Y se fue a la cocina para prepararse un café.

Tenía una larga noche de trabajo por delante. Tema del proyecto que tenía que entregar: diseño de un guardarropa basándose en tres colores esenciales, negro, gris y azul marino, partiendo de zapatos e incluyendo pañuelo, bolso, gafas, fular y accesorios.

Sus otros tres compañeros de piso la esperaban junto a la cafetera.

Peter, Sam y Rupert.

Sam y Rupert trabajaban en la City y la cosa estaba revuelta. Volvían cada vez más tarde del trabajo, con la mente llena de preocupaciones, cada noche desgranaban los nombres de los despedidos mientras bebían café solo. Cada día se levantaban más temprano. Leían los anuncios por palabras, apretaban los dientes.

En la cocina reinaba un silencio sepulcral. Casi se podía oír el sonido de las cuentas de un rosario. Todo eran caras largas con gesto de dolor.

Hortense cogió una cápsula negra de café fuerte y puso la cafetera en marcha sin que saliese una sola palabra de los tres canónigos. Después abrió la nevera, sacó su queso blanco 20% y una loncha de jamón. Necesitaba proteínas. Cogió un plato, puso el queso blanco y cortó el jamón en láminas finas. Los otros la miraban sin abandonar su aspecto de religiosos tristes.

—¿Qué pasa? —terminó preguntando—. ¿Todavía estáis pensando en el Tampax y eso os quita el hambre? Hacéis mal. Que sepáis que los Tampax son biodegradables y no contaminan...

Creía que era un comentario gracioso.
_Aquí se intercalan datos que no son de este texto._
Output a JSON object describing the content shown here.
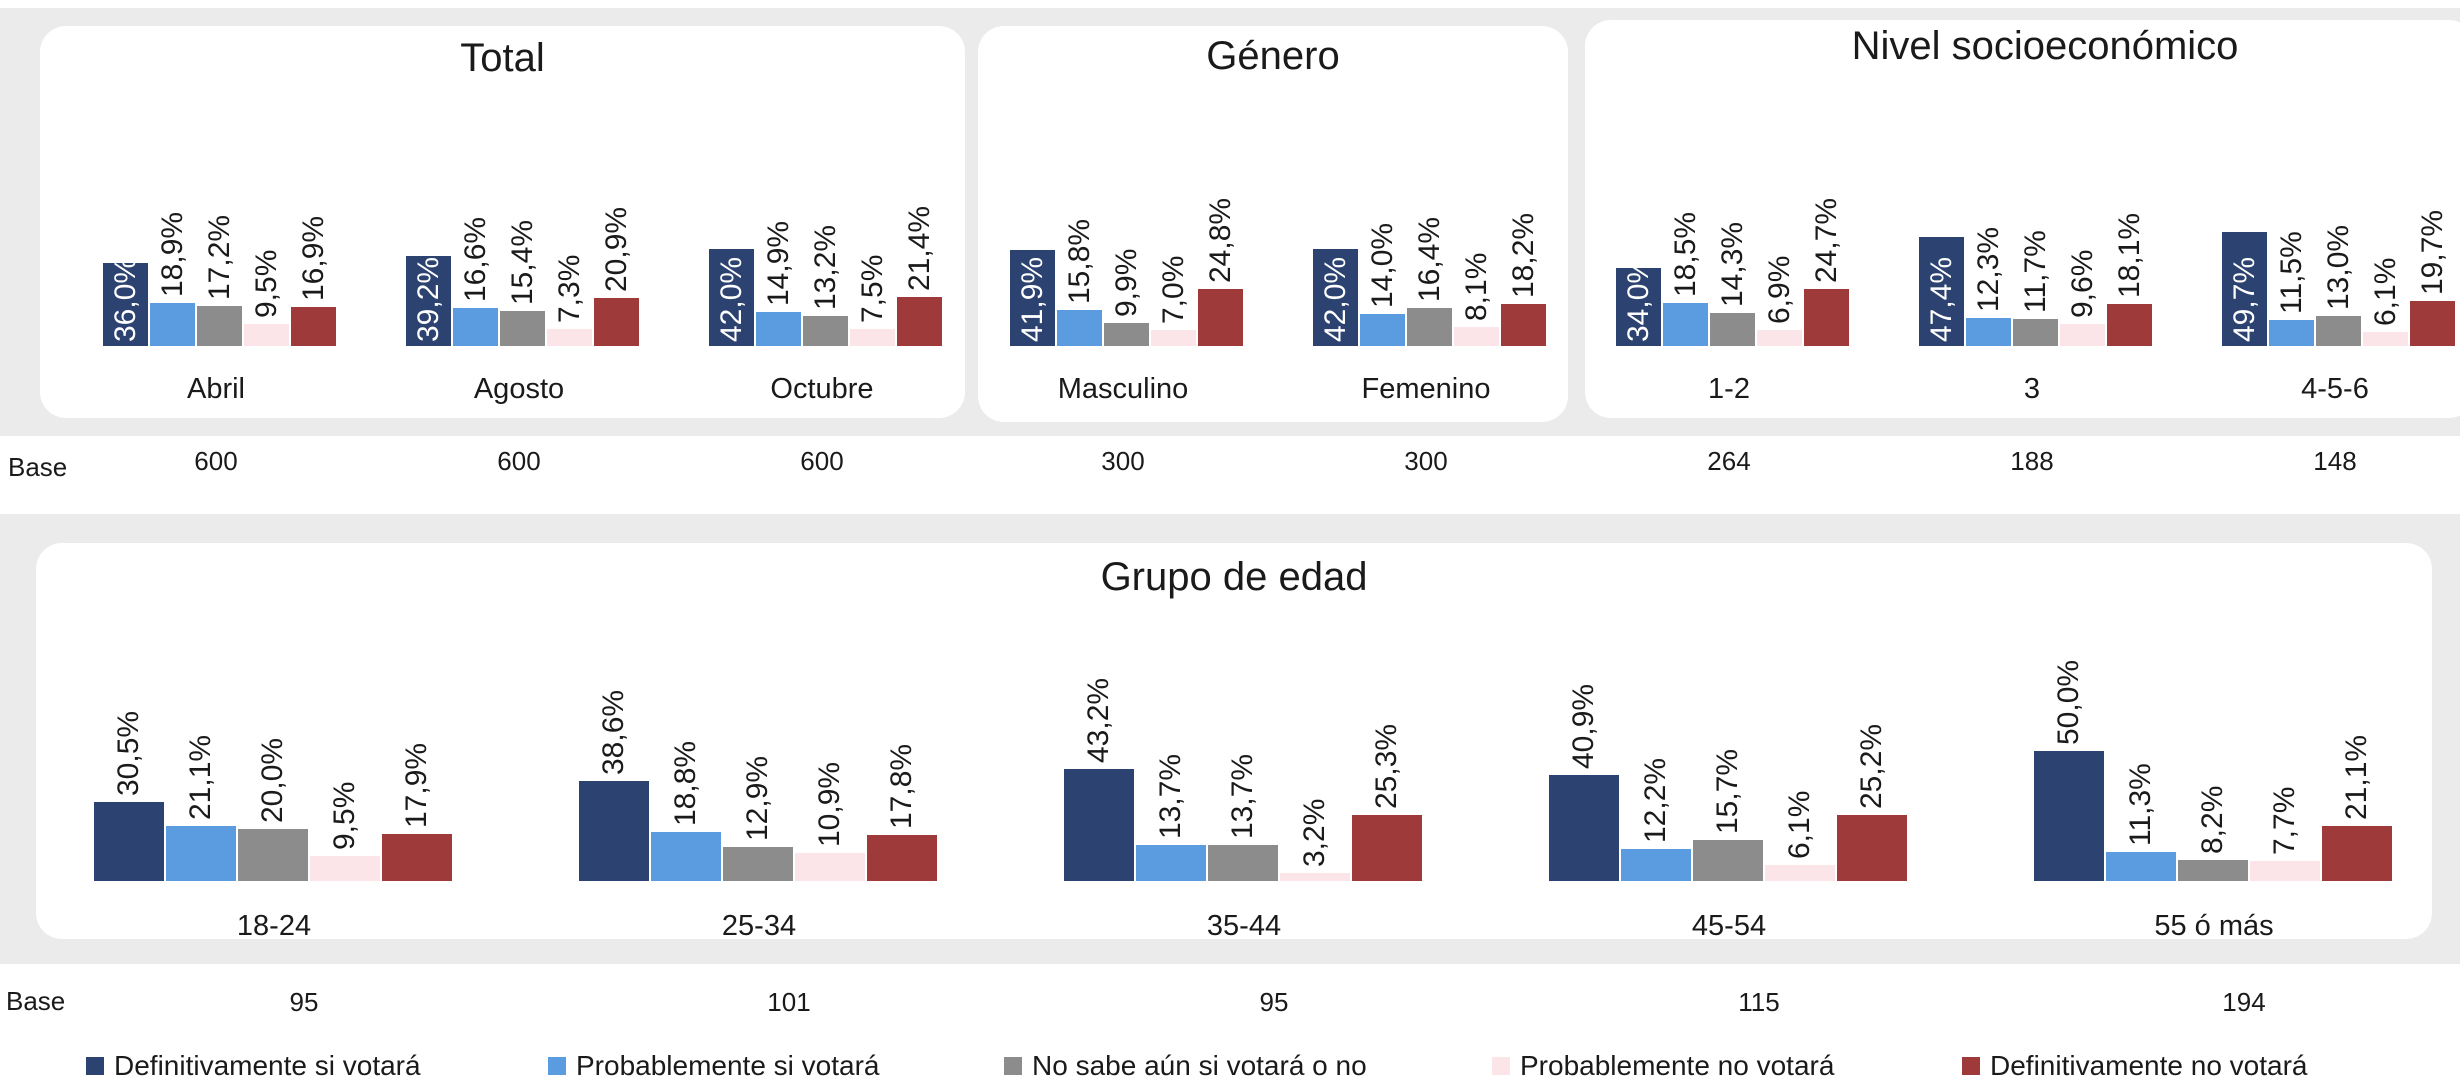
{
  "colors": {
    "def_si": "#2c4372",
    "prob_si": "#5b9be0",
    "no_sabe": "#8c8c8c",
    "prob_no": "#fbe5e8",
    "def_no": "#9e3a3a"
  },
  "base_label": "Base",
  "legend": [
    {
      "label": "Definitivamente si votará",
      "color_key": "def_si"
    },
    {
      "label": "Probablemente si votará",
      "color_key": "prob_si"
    },
    {
      "label": "No sabe aún si votará o no",
      "color_key": "no_sabe"
    },
    {
      "label": "Probablemente no votará",
      "color_key": "prob_no"
    },
    {
      "label": "Definitivamente no votará",
      "color_key": "def_no"
    }
  ],
  "chart_data": [
    {
      "type": "bar",
      "title": "Total",
      "categories": [
        "Abril",
        "Agosto",
        "Octubre"
      ],
      "bases": [
        "600",
        "600",
        "600"
      ],
      "series": [
        {
          "name": "Definitivamente si votará",
          "values": [
            36.0,
            39.2,
            42.0
          ]
        },
        {
          "name": "Probablemente si votará",
          "values": [
            18.9,
            16.6,
            14.9
          ]
        },
        {
          "name": "No sabe aún si votará o no",
          "values": [
            17.2,
            15.4,
            13.2
          ]
        },
        {
          "name": "Probablemente no votará",
          "values": [
            9.5,
            7.3,
            7.5
          ]
        },
        {
          "name": "Definitivamente no votará",
          "values": [
            16.9,
            20.9,
            21.4
          ]
        }
      ],
      "labels": [
        [
          "36,0%",
          "39,2%",
          "42,0%"
        ],
        [
          "18,9%",
          "16,6%",
          "14,9%"
        ],
        [
          "17,2%",
          "15,4%",
          "13,2%"
        ],
        [
          "9,5%",
          "7,3%",
          "7,5%"
        ],
        [
          "16,9%",
          "20,9%",
          "21,4%"
        ]
      ]
    },
    {
      "type": "bar",
      "title": "Género",
      "categories": [
        "Masculino",
        "Femenino"
      ],
      "bases": [
        "300",
        "300"
      ],
      "series": [
        {
          "name": "Definitivamente si votará",
          "values": [
            41.9,
            42.0
          ]
        },
        {
          "name": "Probablemente si votará",
          "values": [
            15.8,
            14.0
          ]
        },
        {
          "name": "No sabe aún si votará o no",
          "values": [
            9.9,
            16.4
          ]
        },
        {
          "name": "Probablemente no votará",
          "values": [
            7.0,
            8.1
          ]
        },
        {
          "name": "Definitivamente no votará",
          "values": [
            24.8,
            18.2
          ]
        }
      ],
      "labels": [
        [
          "41,9%",
          "42,0%"
        ],
        [
          "15,8%",
          "14,0%"
        ],
        [
          "9,9%",
          "16,4%"
        ],
        [
          "7,0%",
          "8,1%"
        ],
        [
          "24,8%",
          "18,2%"
        ]
      ]
    },
    {
      "type": "bar",
      "title": "Nivel socioeconómico",
      "categories": [
        "1-2",
        "3",
        "4-5-6"
      ],
      "bases": [
        "264",
        "188",
        "148"
      ],
      "series": [
        {
          "name": "Definitivamente si votará",
          "values": [
            34.0,
            47.4,
            49.7
          ]
        },
        {
          "name": "Probablemente si votará",
          "values": [
            18.5,
            12.3,
            11.5
          ]
        },
        {
          "name": "No sabe aún si votará o no",
          "values": [
            14.3,
            11.7,
            13.0
          ]
        },
        {
          "name": "Probablemente no votará",
          "values": [
            6.9,
            9.6,
            6.1
          ]
        },
        {
          "name": "Definitivamente no votará",
          "values": [
            24.7,
            18.1,
            19.7
          ]
        }
      ],
      "labels": [
        [
          "34,0%",
          "47,4%",
          "49,7%"
        ],
        [
          "18,5%",
          "12,3%",
          "11,5%"
        ],
        [
          "14,3%",
          "11,7%",
          "13,0%"
        ],
        [
          "6,9%",
          "9,6%",
          "6,1%"
        ],
        [
          "24,7%",
          "18,1%",
          "19,7%"
        ]
      ]
    },
    {
      "type": "bar",
      "title": "Grupo de edad",
      "categories": [
        "18-24",
        "25-34",
        "35-44",
        "45-54",
        "55 ó más"
      ],
      "bases": [
        "95",
        "101",
        "95",
        "115",
        "194"
      ],
      "series": [
        {
          "name": "Definitivamente si votará",
          "values": [
            30.5,
            38.6,
            43.2,
            40.9,
            50.0
          ]
        },
        {
          "name": "Probablemente si votará",
          "values": [
            21.1,
            18.8,
            13.7,
            12.2,
            11.3
          ]
        },
        {
          "name": "No sabe aún si votará o no",
          "values": [
            20.0,
            12.9,
            13.7,
            15.7,
            8.2
          ]
        },
        {
          "name": "Probablemente no votará",
          "values": [
            9.5,
            10.9,
            3.2,
            6.1,
            7.7
          ]
        },
        {
          "name": "Definitivamente no votará",
          "values": [
            17.9,
            17.8,
            25.3,
            25.2,
            21.1
          ]
        }
      ],
      "labels": [
        [
          "30,5%",
          "38,6%",
          "43,2%",
          "40,9%",
          "50,0%"
        ],
        [
          "21,1%",
          "18,8%",
          "13,7%",
          "12,2%",
          "11,3%"
        ],
        [
          "20,0%",
          "12,9%",
          "13,7%",
          "15,7%",
          "8,2%"
        ],
        [
          "9,5%",
          "10,9%",
          "3,2%",
          "6,1%",
          "7,7%"
        ],
        [
          "17,9%",
          "17,8%",
          "25,3%",
          "25,2%",
          "21,1%"
        ]
      ]
    }
  ]
}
Que había dicho una frivolidad que relajaría el ambiente.

Se encogieron de hombros y continuaron con su mueca de reproche.

—No pensaba que los chicos fueran tan frágiles... Yo me trago vuestros calzoncillos sucios en el pasillo, vuestros calcetines apestosos, los condones colgados del borde del cubo de basura, los platos amontonados en la pila, los vasos de cerveza dejando cercos por todas partes ¡y no digo nada! O más bien sí..., me digo que forma parte de la naturaleza de los chicos ir dejando desorden allá por donde pasan. No tengo hermanos, pero desde que vivo con vosotros, me he hecho una vaga idea y me imagino que...
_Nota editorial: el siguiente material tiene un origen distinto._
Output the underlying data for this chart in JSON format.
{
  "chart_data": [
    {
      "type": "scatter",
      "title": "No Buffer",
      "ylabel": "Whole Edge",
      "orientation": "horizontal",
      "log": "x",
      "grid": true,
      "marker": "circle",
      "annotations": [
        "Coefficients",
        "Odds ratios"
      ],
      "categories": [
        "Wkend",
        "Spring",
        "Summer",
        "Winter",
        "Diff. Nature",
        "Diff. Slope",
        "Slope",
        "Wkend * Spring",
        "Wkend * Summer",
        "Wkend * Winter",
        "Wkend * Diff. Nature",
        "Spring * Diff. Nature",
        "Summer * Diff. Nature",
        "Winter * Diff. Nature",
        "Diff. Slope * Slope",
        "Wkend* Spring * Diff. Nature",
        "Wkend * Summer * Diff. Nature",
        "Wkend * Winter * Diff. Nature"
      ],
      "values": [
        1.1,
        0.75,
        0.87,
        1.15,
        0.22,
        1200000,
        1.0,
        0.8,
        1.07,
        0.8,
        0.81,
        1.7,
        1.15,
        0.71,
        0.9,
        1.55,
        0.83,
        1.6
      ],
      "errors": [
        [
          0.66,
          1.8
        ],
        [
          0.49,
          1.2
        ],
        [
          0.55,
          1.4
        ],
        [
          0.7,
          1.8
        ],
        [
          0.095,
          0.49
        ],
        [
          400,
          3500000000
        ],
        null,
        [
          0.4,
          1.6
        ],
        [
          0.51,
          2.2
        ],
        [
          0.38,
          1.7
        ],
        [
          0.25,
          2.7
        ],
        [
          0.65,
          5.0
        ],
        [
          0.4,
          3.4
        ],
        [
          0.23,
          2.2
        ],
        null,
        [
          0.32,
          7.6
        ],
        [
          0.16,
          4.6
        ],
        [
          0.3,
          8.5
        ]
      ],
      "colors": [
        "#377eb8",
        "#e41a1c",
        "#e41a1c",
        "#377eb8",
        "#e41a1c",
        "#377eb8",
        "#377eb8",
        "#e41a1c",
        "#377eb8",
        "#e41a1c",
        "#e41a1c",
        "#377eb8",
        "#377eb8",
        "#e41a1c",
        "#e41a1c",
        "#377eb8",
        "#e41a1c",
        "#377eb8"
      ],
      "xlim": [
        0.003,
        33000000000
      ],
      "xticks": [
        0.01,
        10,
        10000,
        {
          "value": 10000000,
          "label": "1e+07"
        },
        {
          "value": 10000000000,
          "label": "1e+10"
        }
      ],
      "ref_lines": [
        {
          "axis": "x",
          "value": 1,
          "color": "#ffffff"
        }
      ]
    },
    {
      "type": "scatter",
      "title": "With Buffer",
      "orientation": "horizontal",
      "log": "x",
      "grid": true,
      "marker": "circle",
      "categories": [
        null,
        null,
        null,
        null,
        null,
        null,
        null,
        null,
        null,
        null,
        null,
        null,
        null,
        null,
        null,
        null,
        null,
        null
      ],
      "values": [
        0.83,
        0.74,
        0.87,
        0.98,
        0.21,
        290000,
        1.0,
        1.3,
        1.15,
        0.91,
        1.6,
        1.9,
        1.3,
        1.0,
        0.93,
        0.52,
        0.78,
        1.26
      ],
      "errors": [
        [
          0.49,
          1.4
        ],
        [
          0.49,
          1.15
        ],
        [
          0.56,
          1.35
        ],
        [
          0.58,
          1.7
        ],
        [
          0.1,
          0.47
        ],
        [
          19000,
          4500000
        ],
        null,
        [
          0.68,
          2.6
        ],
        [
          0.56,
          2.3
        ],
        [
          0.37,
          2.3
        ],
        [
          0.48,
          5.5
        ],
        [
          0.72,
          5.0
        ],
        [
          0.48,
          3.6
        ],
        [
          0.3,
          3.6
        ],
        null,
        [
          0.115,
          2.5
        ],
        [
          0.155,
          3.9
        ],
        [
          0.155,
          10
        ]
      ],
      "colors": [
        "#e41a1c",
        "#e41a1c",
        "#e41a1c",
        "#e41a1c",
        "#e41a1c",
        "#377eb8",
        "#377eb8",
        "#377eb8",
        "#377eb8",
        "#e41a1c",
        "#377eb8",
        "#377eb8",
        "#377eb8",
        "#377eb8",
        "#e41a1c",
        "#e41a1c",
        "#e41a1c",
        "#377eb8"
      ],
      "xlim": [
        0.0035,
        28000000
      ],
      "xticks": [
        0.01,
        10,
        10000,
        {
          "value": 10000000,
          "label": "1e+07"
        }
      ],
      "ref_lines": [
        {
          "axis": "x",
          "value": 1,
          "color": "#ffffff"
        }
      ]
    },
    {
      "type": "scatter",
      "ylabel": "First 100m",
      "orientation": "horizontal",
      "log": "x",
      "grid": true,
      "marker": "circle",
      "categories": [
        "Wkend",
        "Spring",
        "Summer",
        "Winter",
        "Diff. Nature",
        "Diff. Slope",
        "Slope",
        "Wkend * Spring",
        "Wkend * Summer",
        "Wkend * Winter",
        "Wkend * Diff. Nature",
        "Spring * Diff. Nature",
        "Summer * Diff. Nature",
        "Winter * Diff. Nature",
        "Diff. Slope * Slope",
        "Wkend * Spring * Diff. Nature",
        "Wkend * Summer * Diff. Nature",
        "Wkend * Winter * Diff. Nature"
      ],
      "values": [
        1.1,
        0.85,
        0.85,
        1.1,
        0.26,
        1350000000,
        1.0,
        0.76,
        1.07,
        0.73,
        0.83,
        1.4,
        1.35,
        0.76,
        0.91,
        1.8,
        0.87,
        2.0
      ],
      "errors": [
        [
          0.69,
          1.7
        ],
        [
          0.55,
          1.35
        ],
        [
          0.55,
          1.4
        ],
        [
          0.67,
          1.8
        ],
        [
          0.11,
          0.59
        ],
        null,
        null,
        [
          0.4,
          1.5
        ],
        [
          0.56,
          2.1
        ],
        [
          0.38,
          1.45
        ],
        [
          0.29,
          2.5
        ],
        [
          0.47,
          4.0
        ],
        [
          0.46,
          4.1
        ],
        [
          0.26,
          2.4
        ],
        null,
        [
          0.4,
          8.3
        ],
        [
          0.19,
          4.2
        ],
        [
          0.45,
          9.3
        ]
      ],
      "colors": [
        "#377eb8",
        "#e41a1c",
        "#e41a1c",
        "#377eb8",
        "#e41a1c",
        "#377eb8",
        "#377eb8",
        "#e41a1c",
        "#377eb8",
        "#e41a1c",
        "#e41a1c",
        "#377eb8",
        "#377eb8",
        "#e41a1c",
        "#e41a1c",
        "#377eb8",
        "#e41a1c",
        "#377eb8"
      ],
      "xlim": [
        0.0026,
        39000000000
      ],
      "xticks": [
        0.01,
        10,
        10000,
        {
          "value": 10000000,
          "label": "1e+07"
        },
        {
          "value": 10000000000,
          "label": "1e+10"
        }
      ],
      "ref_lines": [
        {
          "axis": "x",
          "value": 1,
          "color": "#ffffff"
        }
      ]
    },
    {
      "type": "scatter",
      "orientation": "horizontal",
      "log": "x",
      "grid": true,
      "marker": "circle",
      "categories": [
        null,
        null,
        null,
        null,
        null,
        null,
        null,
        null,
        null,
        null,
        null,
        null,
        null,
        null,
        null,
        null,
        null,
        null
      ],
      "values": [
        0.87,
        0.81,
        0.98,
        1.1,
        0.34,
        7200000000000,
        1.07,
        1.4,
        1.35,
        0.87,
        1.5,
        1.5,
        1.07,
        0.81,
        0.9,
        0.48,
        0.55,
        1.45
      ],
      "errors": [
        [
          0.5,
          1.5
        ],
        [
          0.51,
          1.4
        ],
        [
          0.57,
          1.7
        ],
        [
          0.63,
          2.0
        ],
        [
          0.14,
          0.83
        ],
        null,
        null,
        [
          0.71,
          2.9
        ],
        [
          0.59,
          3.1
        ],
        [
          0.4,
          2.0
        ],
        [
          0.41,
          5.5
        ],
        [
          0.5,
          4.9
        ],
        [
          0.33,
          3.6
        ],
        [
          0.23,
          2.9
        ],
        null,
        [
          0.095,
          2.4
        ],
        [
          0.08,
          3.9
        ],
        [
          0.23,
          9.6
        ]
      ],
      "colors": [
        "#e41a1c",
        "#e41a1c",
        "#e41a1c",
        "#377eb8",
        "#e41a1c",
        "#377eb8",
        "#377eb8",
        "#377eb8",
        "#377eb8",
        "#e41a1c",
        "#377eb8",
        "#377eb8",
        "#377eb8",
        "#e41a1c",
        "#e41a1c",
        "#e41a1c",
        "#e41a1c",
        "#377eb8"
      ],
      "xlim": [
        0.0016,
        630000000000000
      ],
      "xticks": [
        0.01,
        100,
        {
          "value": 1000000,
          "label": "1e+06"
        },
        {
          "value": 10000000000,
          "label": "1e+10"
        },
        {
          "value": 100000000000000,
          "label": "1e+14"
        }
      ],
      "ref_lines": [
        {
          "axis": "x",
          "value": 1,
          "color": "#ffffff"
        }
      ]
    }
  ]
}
—La hermana de Tom ha muerto. Se ha suicidado, esta mañana... —la interrumpió Rupert asesinándola con la mirada.

—¡Ah! —exclamó Hortense con la boca llena—. Así que por eso me ha atacado... Pensaba que le habían echado del banco... ¿Y por qué se ha matado? ¿Mal de amores o miedo a no tener éxito?

Se quedaron mirándola fijamente, atónitos. Sam y Rupert se levantaron al unísono y abandonaron la cocina para mostrar su desaprobación.